Aetna will consider the following factors in its credentialing process and secure primary source verification, as required:
- Licensure and/or certification verified through state licensing boards in geographical areas where network practitioners will care for our members
- Board certifications (when applicable)
- Loss of/limitation of hospital admitting privileges (when applicable)
- Current professional liability coverage
- Drug Enforcement Agency (DEA) and state controlled-drug substance registration, when applicable, through verification by the U.S. Department of Commerce National Technical Information Service (when applicable)

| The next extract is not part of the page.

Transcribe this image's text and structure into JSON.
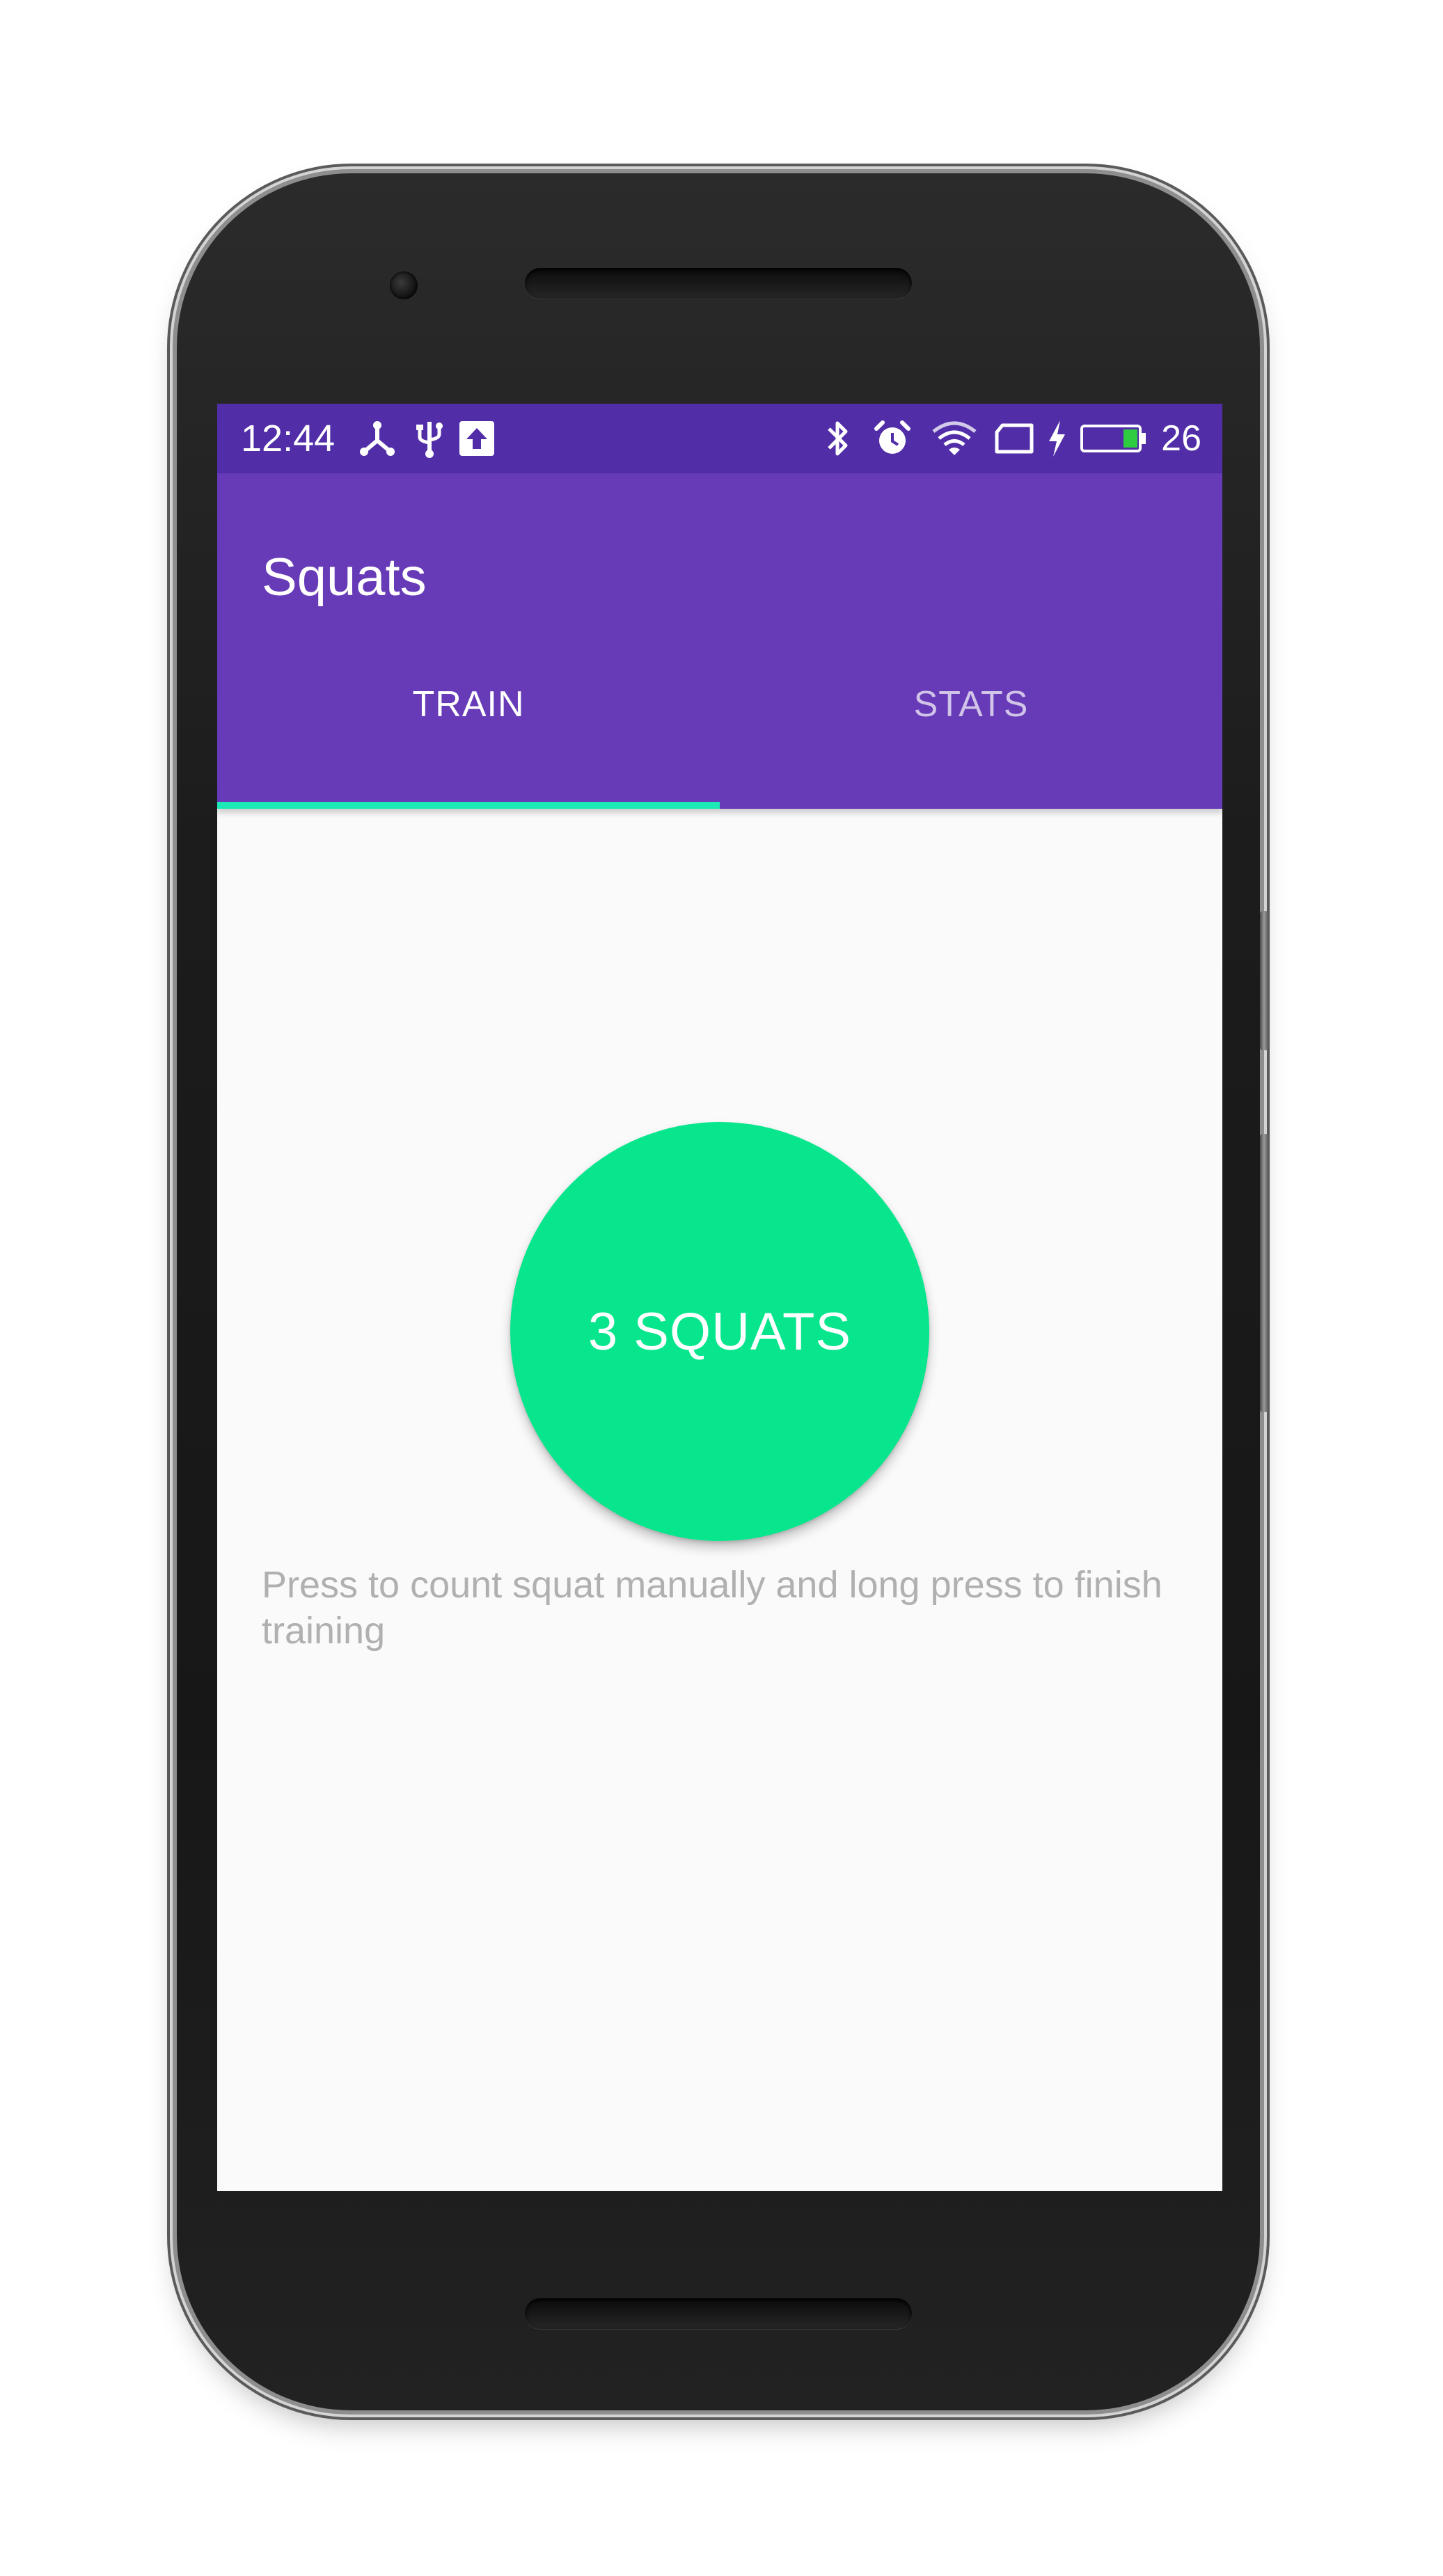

- Disciplinary history or adverse actions related to licensure and DEA registration, which we query through state licensing boards and the National Practitioner Databank (NPDB)
- Malpractice insurance claim history to examine any possible trends and to look for evidence that might suggest any probable substandard professional performance in the future
- Mental and physical health to determine if the practitioner’s history might suggest any probable substandard professional performance in the future
- Participation in government programs such as Medicare or Medicaid
- Professional education and training through verification by the American Medical Association (AMA) Masterfile, American Osteopathic Association (AOA) and specialty board or specific residency/training program (highest level of education, depending on practitioner type)
- Work history
The Aetna Credentialing and Performance Committee (CPC) has authority for making final determinations for those individual practitioners being considered for exceptions to Aetna’s established requirements for professional competence and conduct.
Individual practitioners will be recredentialed using the Aetna standard credentialing process every three (3) years.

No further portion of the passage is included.